En outre, de même que chez les Anciens, les offrandes et les vœux aux dieux et aux idoles n’éteignaient jamais la dette de ceux qui les faisaient, aujourd’hui, plus on donne de son temps et de sa vie aux entreprises, plus elles nous en demandent, jusqu’au jour où n’avons plus aucune offrande à leur présenter ; nos managers s’empresseront alors de nous proposer « gratuitement » le bon coach qui nous aidera à nous relever pour nous rendre de nouveau à l’autel et offrir d’autres sacrifices. L’idole ne se sacrifie pas mais peut seulement recevoir les sacrifices de ses fidèles. De plus en plus, les dieux invisibles et lointains ont un besoin vital de se nourrir des sacrifices des salariés. Or, ce capitalisme a réussi un coup de maître en enveloppant dans un « contrat » la structure sacrificielle du « marché du travail ». En réalité, ce que ces dieux nous demandent, c’est un sacrifice, qu’ils présentent cependant comme un contrat libre pour mieux dissimuler sa vraie nature. En versant de l’argent, les entreprises se détachent totalement de leurs fidèles et se montrent ingrates envers eux. Le jour où les opportunités de marché et de profit ne sont plus les mêmes, loin de se sentir redevables pour les nombreux sacrifices reçus, elles se tournent vers les paradis fiscaux ; dans la meilleure des hypothèses, avec quelques milliers d’euros elles remboursent le sacrifice d’une vie, de la vie. Dans les cultes anciens, le sacrifice devait être vivant : on offrait aux dieux des animaux, des enfants ou des vierges, plus rarement des plantes (libations) et jamais des objets. Les nouveaux dieux, quant à eux, continuent de demander des vies et prétendent nous les rendre en argent.
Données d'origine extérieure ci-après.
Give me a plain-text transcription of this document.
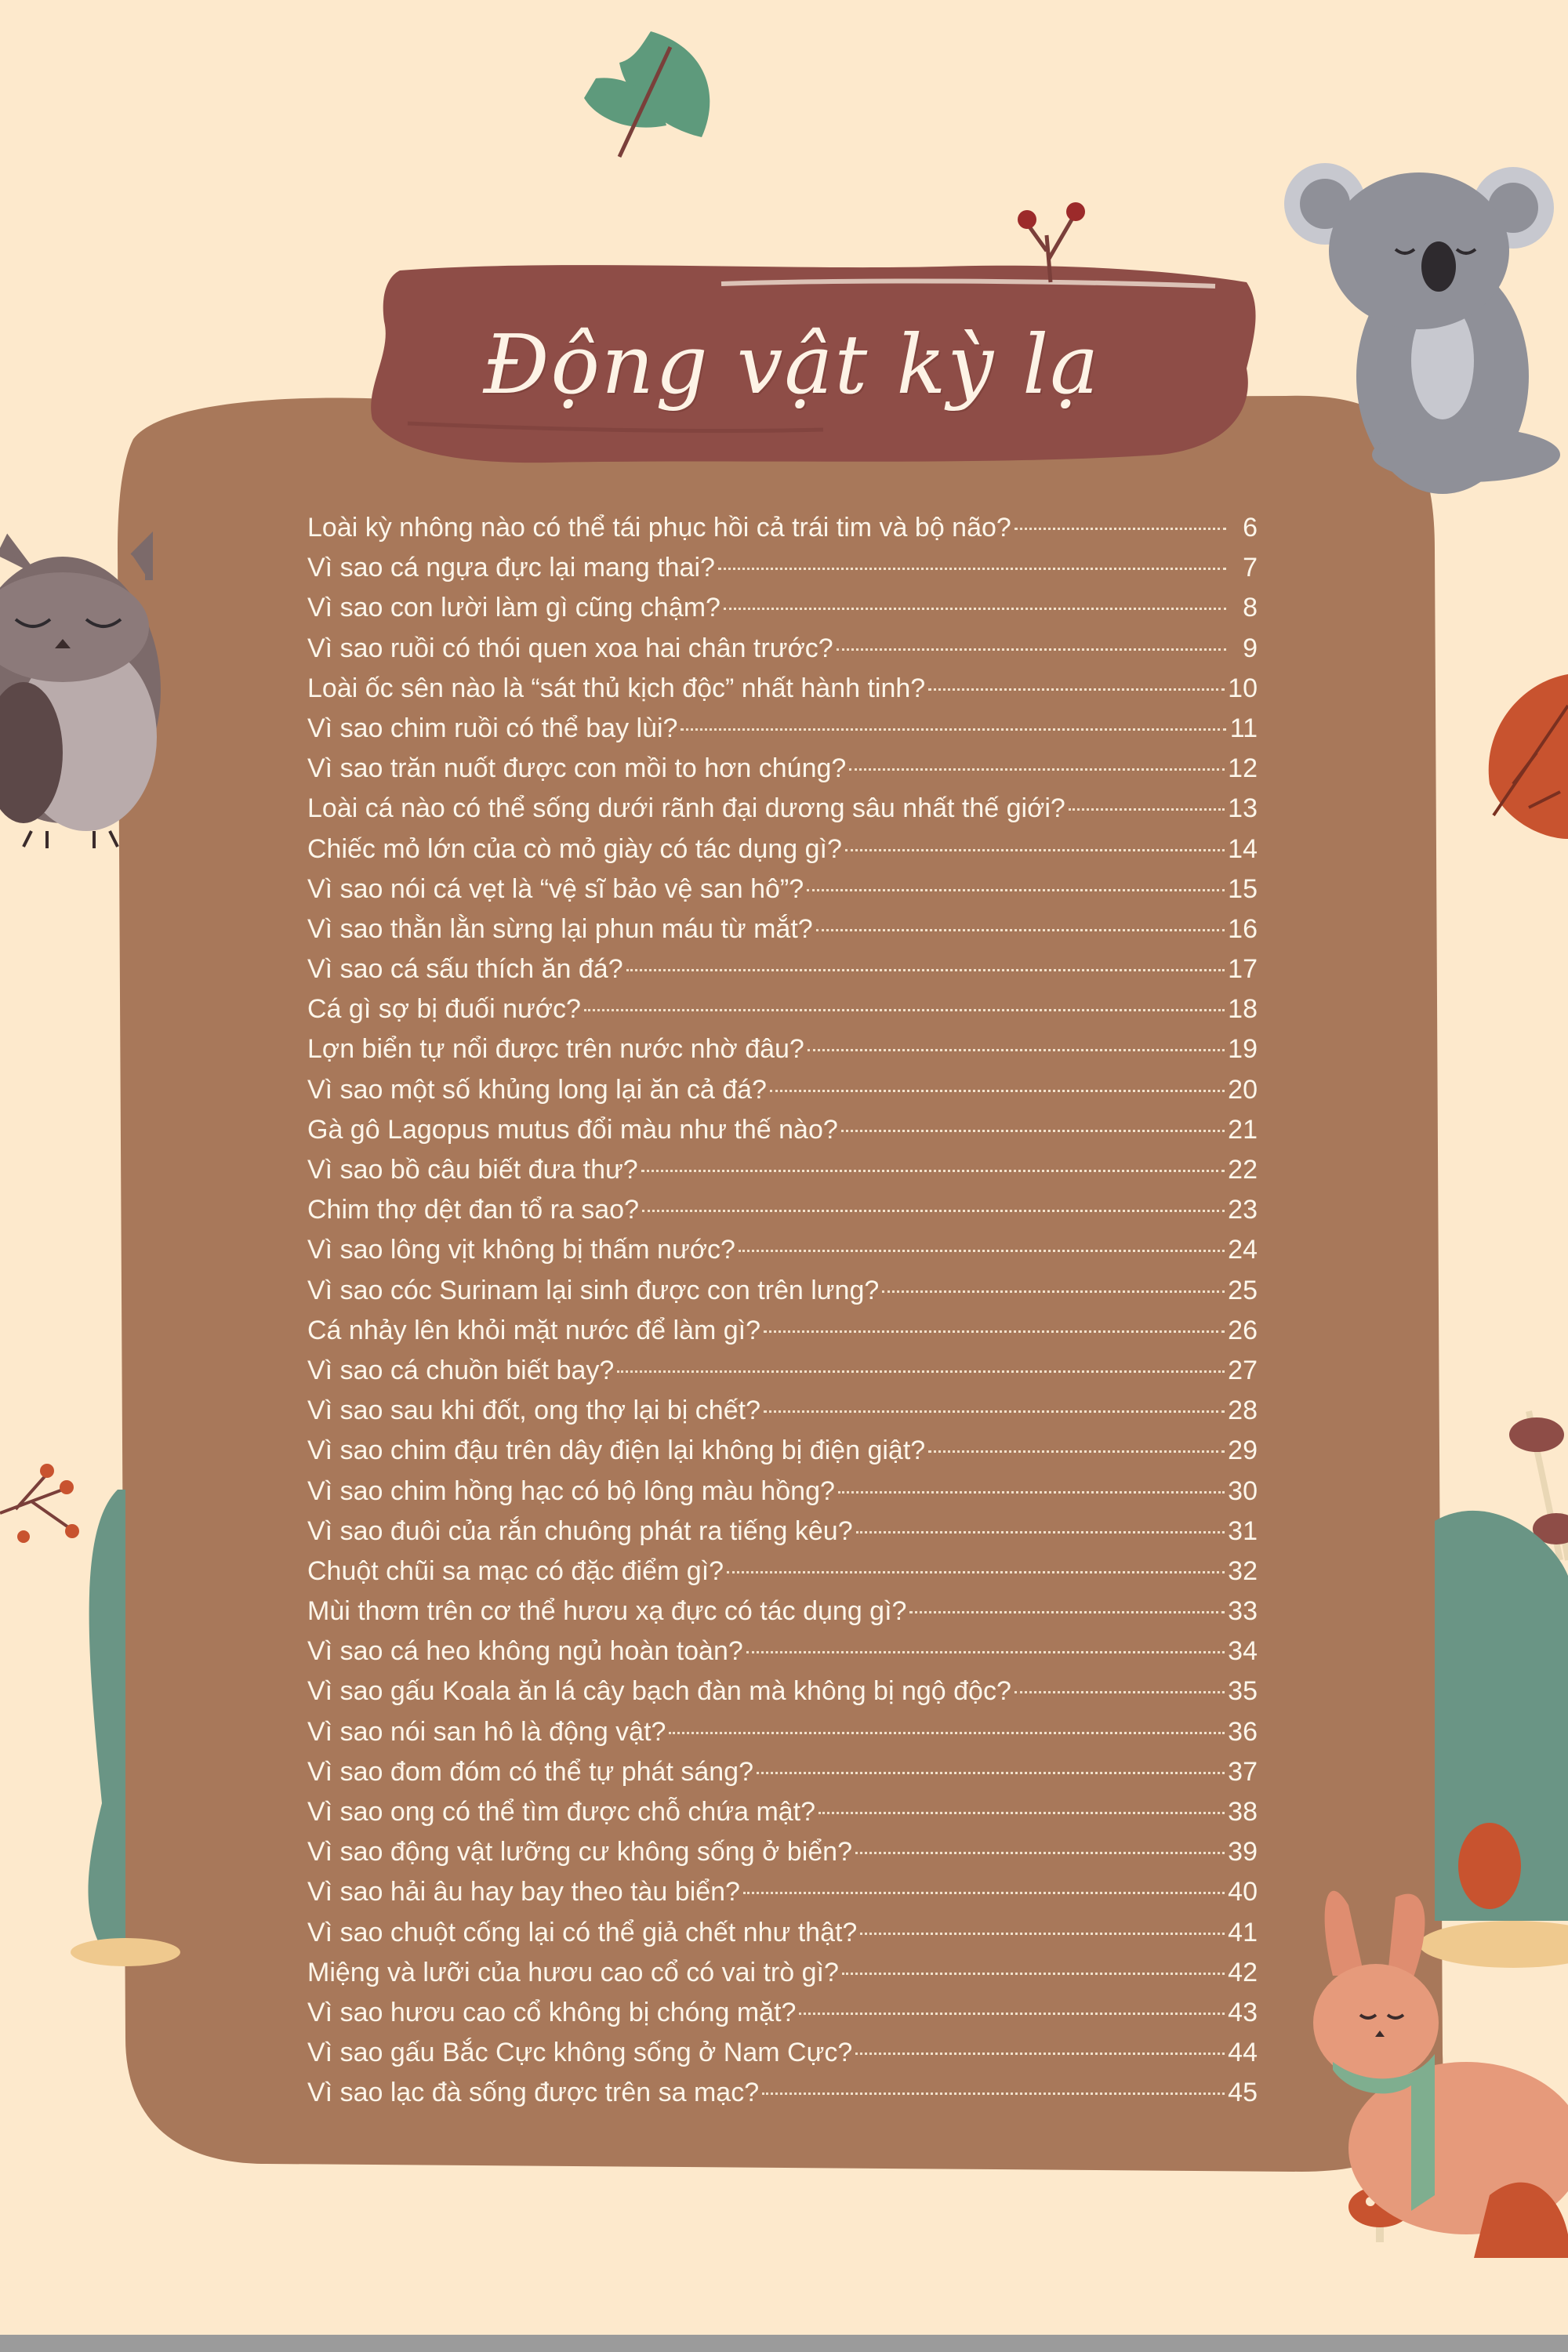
Động vật kỳ lạ
Loài kỳ nhông nào có thể tái phục hồi cả trái tim và bộ não?	6
Vì sao cá ngựa đực lại mang thai?	7
Vì sao con lười làm gì cũng chậm?	8
Vì sao ruồi có thói quen xoa hai chân trước?	9
Loài ốc sên nào là “sát thủ kịch độc” nhất hành tinh?	10
Vì sao chim ruồi có thể bay lùi?	11
Vì sao trăn nuốt được con mồi to hơn chúng?	12
Loài cá nào có thể sống dưới rãnh đại dương sâu nhất thế giới?	13
Chiếc mỏ lớn của cò mỏ giày có tác dụng gì?	14
Vì sao nói cá vẹt là “vệ sĩ bảo vệ san hô”?	15
Vì sao thằn lằn sừng lại phun máu từ mắt?	16
Vì sao cá sấu thích ăn đá?	17
Cá gì sợ bị đuối nước?	18
Lợn biển tự nổi được trên nước nhờ đâu?	19
Vì sao một số khủng long lại ăn cả đá?	20
Gà gô Lagopus mutus đổi màu như thế nào?	21
Vì sao bồ câu biết đưa thư?	22
Chim thợ dệt đan tổ ra sao?	23
Vì sao lông vịt không bị thấm nước?	24
Vì sao cóc Surinam lại sinh được con trên lưng?	25
Cá nhảy lên khỏi mặt nước để làm gì?	26
Vì sao cá chuồn biết bay?	27
Vì sao sau khi đốt, ong thợ lại bị chết?	28
Vì sao chim đậu trên dây điện lại không bị điện giật?	29
Vì sao chim hồng hạc có bộ lông màu hồng?	30
Vì sao đuôi của rắn chuông phát ra tiếng kêu?	31
Chuột chũi sa mạc có đặc điểm gì?	32
Mùi thơm trên cơ thể hươu xạ đực có tác dụng gì?	33
Vì sao cá heo không ngủ hoàn toàn?	34
Vì sao gấu Koala ăn lá cây bạch đàn mà không bị ngộ độc?	35
Vì sao nói san hô là động vật?	36
Vì sao đom đóm có thể tự phát sáng?	37
Vì sao ong có thể tìm được chỗ chứa mật?	38
Vì sao động vật lưỡng cư không sống ở biển?	39
Vì sao hải âu hay bay theo tàu biển?	40
Vì sao chuột cống lại có thể giả chết như thật?	41
Miệng và lưỡi của hươu cao cổ có vai trò gì?	42
Vì sao hươu cao cổ không bị chóng mặt?	43
Vì sao gấu Bắc Cực không sống ở Nam Cực?	44
Vì sao lạc đà sống được trên sa mạc?	45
La nature sacrificielle de ce capitalisme ne constitue pas une caractéristique morale des personnes, mais concerne le système dans son ensemble. Ses premières victimes sont les chefs d’entreprise et managers eux-mêmes, qui sont à la fois grands prêtres et objets de sacrifice.

Le développement rapide de cette nouvelle idolâtrie qui migre peu à peu de l’économie vers la société civile, l’école et la santé, est le sombre scénario qui se profile à l’horizon de notre civilisation. Elle ne rencontre aucune résistance sur son chemin car elle recourt à des symboles religieux que notre culture n’est plus en mesure de saisir faute de critères de jugement. Qui veut comprendre et même diriger l’économie et le monde aujourd’hui, doit étudier davantage la philosophie et l’anthropologie que la finance.